ResizeLayer3D[n_, {dimInx_, dimIny_, dimInz_}] :=
Block[{sc = 2},
NetChain[{
(* Flattens the first two levels so because the next layer only \
works on 2D arrays *)
FlattenLayer[1, "Input" -> {n sc, dimInx, dimIny, dimInz}],
(* Doubles the size of the last two dimensions *)
ResizeLayer[{Scaled[sc], Scaled[sc]}],
(* Reshapes the array back to its original order but with the \
last two dimensions scaled up from previous layer *)

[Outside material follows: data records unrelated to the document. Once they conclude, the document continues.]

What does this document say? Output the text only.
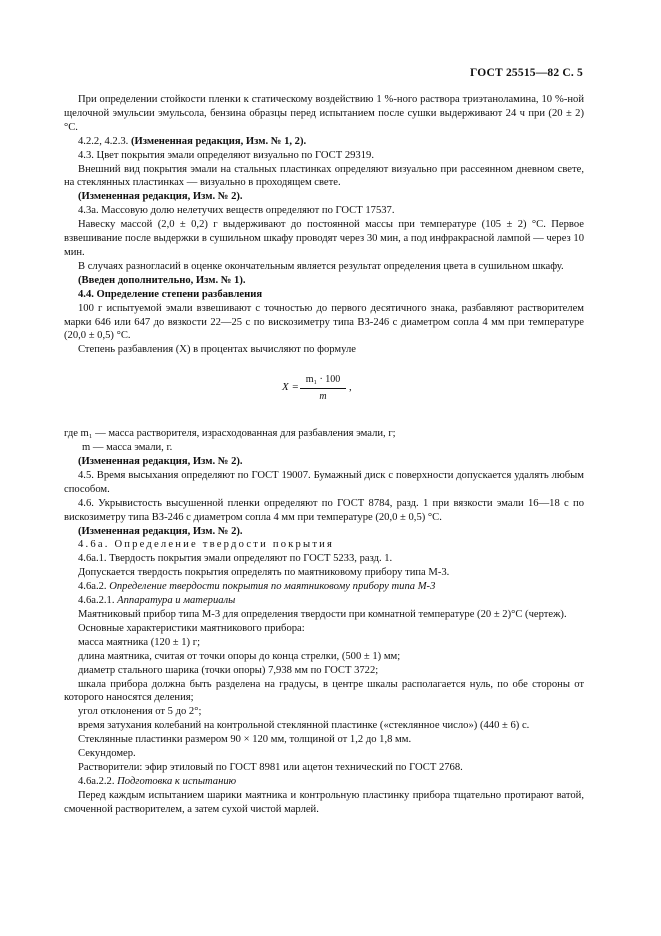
ГОСТ 25515—82 С. 5

При определении стойкости пленки к статическому воздействию 1 %-ного раствора триэтаноламина, 10 %-ной щелочной эмульсии эмульсола, бензина образцы перед испытанием после сушки выдерживают 24 ч при (20 ± 2) °С.

4.2.2, 4.2.3. (Измененная редакция, Изм. № 1, 2).

4.3. Цвет покрытия эмали определяют визуально по ГОСТ 29319.

Внешний вид покрытия эмали на стальных пластинках определяют визуально при рассеянном дневном свете, на стеклянных пластинках — визуально в проходящем свете.

(Измененная редакция, Изм. № 2).

4.3а. Массовую долю нелетучих веществ определяют по ГОСТ 17537.

Навеску массой (2,0 ± 0,2) г выдерживают до постоянной массы при температуре (105 ± 2) °С. Первое взвешивание после выдержки в сушильном шкафу проводят через 30 мин, а под инфракрасной лампой — через 10 мин.

В случаях разногласий в оценке окончательным является результат определения цвета в сушильном шкафу.

(Введен дополнительно, Изм. № 1).

4.4. Определение степени разбавления

100 г испытуемой эмали взвешивают с точностью до первого десятичного знака, разбавляют растворителем марки 646 или 647 до вязкости 22—25 с по вискозиметру типа ВЗ-246 с диаметром сопла 4 мм при температуре (20,0 ± 0,5) °С.

Степень разбавления (X) в процентах вычисляют по формуле

$X = \frac{\text{m₁ · 100}}{m}$ ,

где m₁ — масса растворителя, израсходованная для разбавления эмали, г;

m — масса эмали, г.

(Измененная редакция, Изм. № 2).

4.5. Время высыхания определяют по ГОСТ 19007. Бумажный диск с поверхности допускается удалять любым способом.

4.6. Укрывистость высушенной пленки определяют по ГОСТ 8784, разд. 1 при вязкости эмали 16—18 с по вискозиметру типа ВЗ-246 с диаметром сопла 4 мм при температуре (20,0 ± 0,5) °С.

(Измененная редакция, Изм. № 2).

4.6а. Определение твердости покрытия

4.6а.1. Твердость покрытия эмали определяют по ГОСТ 5233, разд. 1.

Допускается твердость покрытия определять по маятниковому прибору типа М-3.

4.6а.2. Определение твердости покрытия по маятниковому прибору типа М-3

4.6а.2.1. Аппаратура и материалы

Маятниковый прибор типа М-3 для определения твердости при комнатной температуре (20 ± 2)°С (чертеж).

Основные характеристики маятникового прибора:

масса маятника (120 ± 1) г;

длина маятника, считая от точки опоры до конца стрелки, (500 ± 1) мм;

диаметр стального шарика (точки опоры) 7,938 мм по ГОСТ 3722;

шкала прибора должна быть разделена на градусы, в центре шкалы располагается нуль, по обе стороны от которого наносятся деления;

угол отклонения от 5 до 2°;

время затухания колебаний на контрольной стеклянной пластинке («стеклянное число») (440 ± 6) с.

Стеклянные пластинки размером 90 × 120 мм, толщиной от 1,2 до 1,8 мм.

Секундомер.

Растворители: эфир этиловый по ГОСТ 8981 или ацетон технический по ГОСТ 2768.

4.6а.2.2. Подготовка к испытанию

Перед каждым испытанием шарики маятника и контрольную пластинку прибора тщательно протирают ватой, смоченной растворителем, а затем сухой чистой марлей.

ReshapeLayer[{n sc, dimInx, sc dimIny, sc dimInz}],
(* Transposes 2nd and 3rd dimensions so that previously unscaled \
dimension can be actioned *)
TransposeLayer[2 <-> 3],
(* Again flatten array a level so that the next later can \
actually action it *)
FlattenLayer[1],
(* Scale only the dimension that hasn't been actioned yet *)
ResizeLayer[{Scaled[sc], Scaled[1]}],
(* reshape back to original structure but the array now has been \
scaled up *)
ReshapeLayer[{n sc, sc dimIny, sc dimInx, sc dimInz}],
(* importantly, transpose the dimensions back to their original order since it was \
changed above*)
TransposeLayer[2 <-> 3],
(* Now a convolution can be applied to the upsampled up data *)
ConvolutionLayer[n, 1]}
]
]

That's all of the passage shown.